I have to tell you up front that I’m rather average. And on most days, I’m okay with that fact.
I’m the short girl who blends into the crowd … not glamorous … not boisterous … just there. Let me put it this way, I am the “solid” best friend or older sister that you see (but may not remember) in every romantic comedy.
I’m the girl who smiles wide, talks too fast, loses her train of thought mid-sentence and plants flowers that she forgets to water. I’m the girl who would invite you over for coffee and cupcakes, throw a pile of clutter into a closet five-minutes before you arrive; and then greet you at the door sporting messy hair and mismatched socks.
I’m the girl who tries so darn hard … but messes up anyway … and often.
I’m the girl who once believed that she was just a mistake made by two teenagers more than three decades ago. The girl who hated what her mirror reflected. The girl who accepted lies as truth and wore an invisible < on her shirt. It evokes no wonder that I also was the fairy-princess of the masquerade ball … the composed one with a fake smile.
About five years ago, while pregnant with my son and shackled by anxiety and despair that comes with a perinatal mood disorder, I began the journey of becoming … of learning about who I am in the eyes of Jesus.
Through God’s grace, I became the girl who scrubbed off (and who has to continually scrub off) lies. I became the girl who wept honest tears the first time the words written in Psalm 139 truly penetrated her heart. I became the girl whose toes burned and legs shook as she accepted that she was womb-woven and wonderfully by the one who does not … who cannot … make mistakes.
And that’s why I write. I write to share where I was, where I am and where I am going.
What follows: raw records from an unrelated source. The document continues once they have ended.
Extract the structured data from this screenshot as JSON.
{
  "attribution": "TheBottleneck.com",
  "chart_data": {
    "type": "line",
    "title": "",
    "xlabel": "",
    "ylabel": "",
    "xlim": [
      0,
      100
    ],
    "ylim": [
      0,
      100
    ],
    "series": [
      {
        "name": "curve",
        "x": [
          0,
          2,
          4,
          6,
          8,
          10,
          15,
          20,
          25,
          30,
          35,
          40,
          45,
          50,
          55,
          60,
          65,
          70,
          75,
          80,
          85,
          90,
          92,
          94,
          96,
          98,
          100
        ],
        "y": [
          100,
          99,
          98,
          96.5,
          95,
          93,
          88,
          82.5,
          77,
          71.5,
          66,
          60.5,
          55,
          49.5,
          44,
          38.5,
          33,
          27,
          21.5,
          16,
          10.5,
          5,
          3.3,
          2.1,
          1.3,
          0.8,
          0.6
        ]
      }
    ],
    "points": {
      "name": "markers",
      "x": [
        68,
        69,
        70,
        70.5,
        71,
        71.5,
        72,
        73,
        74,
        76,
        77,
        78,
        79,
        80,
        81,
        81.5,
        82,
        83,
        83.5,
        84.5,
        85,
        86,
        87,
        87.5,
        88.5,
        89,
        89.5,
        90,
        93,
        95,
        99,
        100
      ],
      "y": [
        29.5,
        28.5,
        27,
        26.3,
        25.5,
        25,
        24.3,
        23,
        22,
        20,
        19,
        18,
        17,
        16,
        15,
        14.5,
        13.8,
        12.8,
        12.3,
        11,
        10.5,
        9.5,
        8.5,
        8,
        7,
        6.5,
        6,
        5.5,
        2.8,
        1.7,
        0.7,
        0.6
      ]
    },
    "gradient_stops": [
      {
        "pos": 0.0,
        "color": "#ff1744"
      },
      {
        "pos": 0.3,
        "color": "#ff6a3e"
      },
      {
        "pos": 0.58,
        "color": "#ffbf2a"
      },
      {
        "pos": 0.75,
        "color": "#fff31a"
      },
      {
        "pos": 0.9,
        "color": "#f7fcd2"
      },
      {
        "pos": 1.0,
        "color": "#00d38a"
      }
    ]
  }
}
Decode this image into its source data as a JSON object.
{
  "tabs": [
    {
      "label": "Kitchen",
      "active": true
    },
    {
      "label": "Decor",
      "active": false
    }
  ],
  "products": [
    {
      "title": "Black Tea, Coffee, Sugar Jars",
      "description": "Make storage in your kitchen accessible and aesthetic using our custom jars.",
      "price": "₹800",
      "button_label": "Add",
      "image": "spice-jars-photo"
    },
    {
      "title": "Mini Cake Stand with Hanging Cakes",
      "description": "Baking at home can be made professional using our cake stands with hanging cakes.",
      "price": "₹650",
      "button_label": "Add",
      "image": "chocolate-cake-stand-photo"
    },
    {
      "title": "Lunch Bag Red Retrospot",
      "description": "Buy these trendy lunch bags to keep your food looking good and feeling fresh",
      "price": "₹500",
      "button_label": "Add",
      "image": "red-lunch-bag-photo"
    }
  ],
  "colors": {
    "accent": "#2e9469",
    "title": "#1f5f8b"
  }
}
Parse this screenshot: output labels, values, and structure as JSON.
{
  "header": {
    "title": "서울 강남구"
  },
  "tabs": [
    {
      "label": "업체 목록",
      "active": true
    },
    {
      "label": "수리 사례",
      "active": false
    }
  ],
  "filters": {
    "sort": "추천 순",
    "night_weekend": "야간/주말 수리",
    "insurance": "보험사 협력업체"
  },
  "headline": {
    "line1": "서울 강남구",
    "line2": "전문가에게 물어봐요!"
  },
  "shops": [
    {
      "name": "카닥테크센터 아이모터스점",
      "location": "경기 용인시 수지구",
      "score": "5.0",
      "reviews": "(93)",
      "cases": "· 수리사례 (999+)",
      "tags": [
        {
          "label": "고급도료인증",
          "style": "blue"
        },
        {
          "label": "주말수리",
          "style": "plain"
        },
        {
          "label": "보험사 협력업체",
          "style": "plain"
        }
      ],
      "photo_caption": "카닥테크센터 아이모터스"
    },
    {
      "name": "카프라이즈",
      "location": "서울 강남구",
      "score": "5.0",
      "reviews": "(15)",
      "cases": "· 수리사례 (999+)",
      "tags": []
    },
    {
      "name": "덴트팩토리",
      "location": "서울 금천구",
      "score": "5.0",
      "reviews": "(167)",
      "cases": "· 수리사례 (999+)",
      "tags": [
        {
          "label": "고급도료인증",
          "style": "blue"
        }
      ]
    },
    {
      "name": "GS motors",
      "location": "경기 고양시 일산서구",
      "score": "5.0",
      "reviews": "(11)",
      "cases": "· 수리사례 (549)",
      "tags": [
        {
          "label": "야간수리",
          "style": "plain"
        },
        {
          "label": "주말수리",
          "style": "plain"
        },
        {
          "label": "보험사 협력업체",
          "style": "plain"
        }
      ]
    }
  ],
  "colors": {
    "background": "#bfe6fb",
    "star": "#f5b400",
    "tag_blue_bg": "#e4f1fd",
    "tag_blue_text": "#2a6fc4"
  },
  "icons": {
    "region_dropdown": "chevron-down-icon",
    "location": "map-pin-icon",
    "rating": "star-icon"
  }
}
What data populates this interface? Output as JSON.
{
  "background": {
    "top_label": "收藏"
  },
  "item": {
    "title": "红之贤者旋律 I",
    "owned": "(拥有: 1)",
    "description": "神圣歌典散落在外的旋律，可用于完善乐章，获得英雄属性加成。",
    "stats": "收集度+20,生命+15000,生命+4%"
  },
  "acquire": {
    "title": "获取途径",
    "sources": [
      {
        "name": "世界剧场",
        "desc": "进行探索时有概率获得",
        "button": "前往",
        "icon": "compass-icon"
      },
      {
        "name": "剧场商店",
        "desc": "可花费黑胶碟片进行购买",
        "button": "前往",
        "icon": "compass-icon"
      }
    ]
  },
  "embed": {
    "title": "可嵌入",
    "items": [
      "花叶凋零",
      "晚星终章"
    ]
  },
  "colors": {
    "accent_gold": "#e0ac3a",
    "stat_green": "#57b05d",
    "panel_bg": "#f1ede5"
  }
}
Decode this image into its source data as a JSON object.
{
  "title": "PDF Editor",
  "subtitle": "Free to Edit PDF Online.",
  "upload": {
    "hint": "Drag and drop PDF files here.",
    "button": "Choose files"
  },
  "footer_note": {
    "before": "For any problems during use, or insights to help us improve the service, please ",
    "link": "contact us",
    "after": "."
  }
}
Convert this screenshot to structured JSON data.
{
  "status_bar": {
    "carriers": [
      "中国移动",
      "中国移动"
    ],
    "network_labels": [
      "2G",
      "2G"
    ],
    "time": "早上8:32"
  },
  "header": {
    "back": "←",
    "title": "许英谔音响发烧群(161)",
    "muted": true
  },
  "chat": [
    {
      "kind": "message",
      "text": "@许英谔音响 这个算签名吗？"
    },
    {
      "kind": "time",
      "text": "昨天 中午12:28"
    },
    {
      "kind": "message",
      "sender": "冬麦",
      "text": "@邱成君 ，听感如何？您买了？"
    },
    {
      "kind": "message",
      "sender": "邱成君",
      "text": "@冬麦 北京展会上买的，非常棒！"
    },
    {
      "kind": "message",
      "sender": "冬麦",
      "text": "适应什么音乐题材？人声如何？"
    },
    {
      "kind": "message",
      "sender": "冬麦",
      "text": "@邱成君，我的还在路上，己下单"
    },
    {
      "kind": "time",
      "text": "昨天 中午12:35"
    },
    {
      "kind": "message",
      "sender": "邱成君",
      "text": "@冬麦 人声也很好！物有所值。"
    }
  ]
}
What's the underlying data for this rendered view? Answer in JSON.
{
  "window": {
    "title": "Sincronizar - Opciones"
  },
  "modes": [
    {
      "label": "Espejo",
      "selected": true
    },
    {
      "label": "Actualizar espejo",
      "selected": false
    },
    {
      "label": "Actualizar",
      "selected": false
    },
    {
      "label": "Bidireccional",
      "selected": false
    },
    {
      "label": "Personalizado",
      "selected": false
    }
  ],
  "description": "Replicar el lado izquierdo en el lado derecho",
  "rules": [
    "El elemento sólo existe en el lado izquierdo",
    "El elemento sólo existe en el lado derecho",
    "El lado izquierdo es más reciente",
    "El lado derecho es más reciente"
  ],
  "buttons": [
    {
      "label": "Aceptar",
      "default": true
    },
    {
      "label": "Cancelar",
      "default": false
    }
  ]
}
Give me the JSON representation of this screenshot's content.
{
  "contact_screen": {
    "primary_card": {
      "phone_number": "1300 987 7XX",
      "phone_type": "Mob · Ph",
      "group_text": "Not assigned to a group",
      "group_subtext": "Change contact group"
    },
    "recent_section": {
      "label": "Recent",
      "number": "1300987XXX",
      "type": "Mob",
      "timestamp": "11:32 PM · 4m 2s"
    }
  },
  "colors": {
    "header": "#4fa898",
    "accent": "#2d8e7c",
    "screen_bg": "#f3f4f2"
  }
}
I write to tell other women that they are precious … beautiful … chosen … wanted … and needed. I write because I still mess up everyday. I write because I still struggle and by sharing those struggles I can count on my readers to do two things: 1) hold me accountable and 2) understand that they are not alone as they struggle.
Life, even with Jesus, is hard. And life, especially with Jesus, is unfathomably beautiful. I hope to keep my blog a real and safe place to share the pain, the loveliness and the average experiences that we all encounter.